Да, медицинские, и, как следствие, связанные с историей. Мы реализовали эти исторические нюансы, но не как некое призрачное подношение, вроде смысла, а как то, что мы создали. Учли их совершенно спонтанно.

Понимаю.

Это исторический фильм. Блестящий фильм, и он гораздо интереснее, чем типичные исторические драмы. Люди, не слишком искушённые и не синефилы, смотрят его и по-настоящему им проникаются. Думаю, дело в таинстве самого действа. В нём кроется смысл всего – движений, жестов, каждой фразы, всего. Жан-Пьер двигается всё меньше и меньше, переходя в полную неподвижность.

Я вынес для себя из фильма, что все, в конечном итоге, умрут. Даже король Франции, правящий своим королевством больше 70 лет, умирает ужасной смертью, которую можно было бы предотвратить в условиях современной медицины.

Совершенно верно.

Кадр из фильма Альберта Серра «Смерть Людовика XIV»

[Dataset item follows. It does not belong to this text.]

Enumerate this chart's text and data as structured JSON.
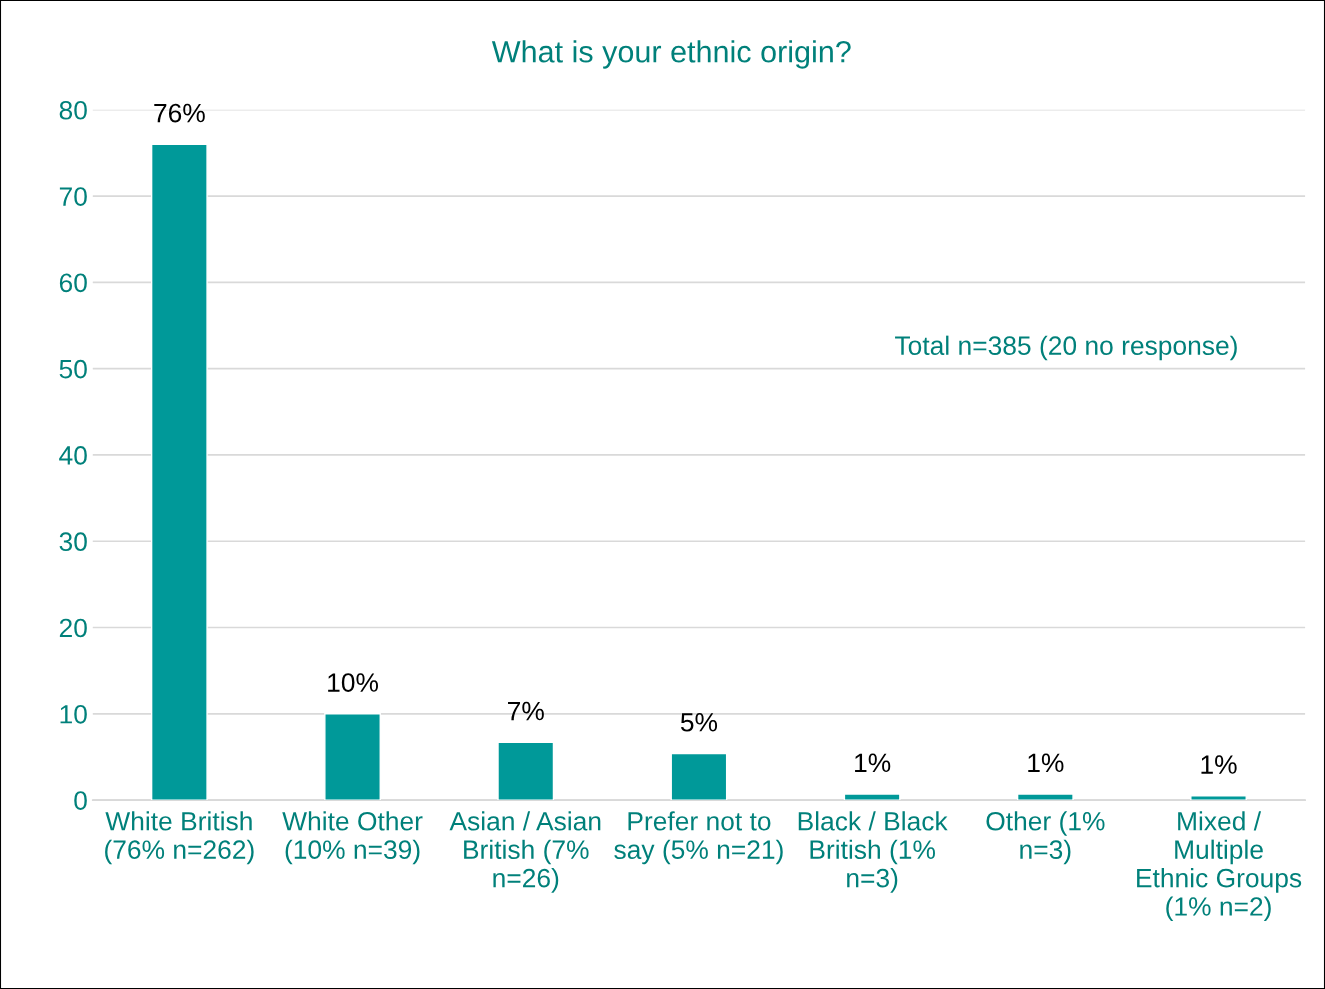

Этот фильм сильно отличается от других ваших фильмов. Оба фильма, которые я видел, «Птичья песня» и «История моей смерти», существуют в открытом пространстве. Этот же фильм пространственно очень ограничен.

Природа – тоже персонаж, не так ли? Думаю, вместе с тем, как развивалась и оформлялась моя методология, у меня возникло понимание, что я могу создавать разные работы. Но, если подумать, в них остаются тот же хаос и то же сумасшествие. Природа помогала мне в предыдущих фильмах, и в этом был какой-то духовный подход.

Но по мере того, как моя методология развивалась и становилась всё более изощрённой, я обрёл уверенность в том, что смогу сделать этот фильм. Возможно, он немного другой, потому что в нём присутствует больше контроля, ведь сам субъект фильма требует большего контроля. Если речь идёт о Казанове, то совсем не важно, что ты будешь делать, ведь всегда можно апеллировать к тому, что это «Казанова» – он может делать практически что угодно и избежать неприятностей.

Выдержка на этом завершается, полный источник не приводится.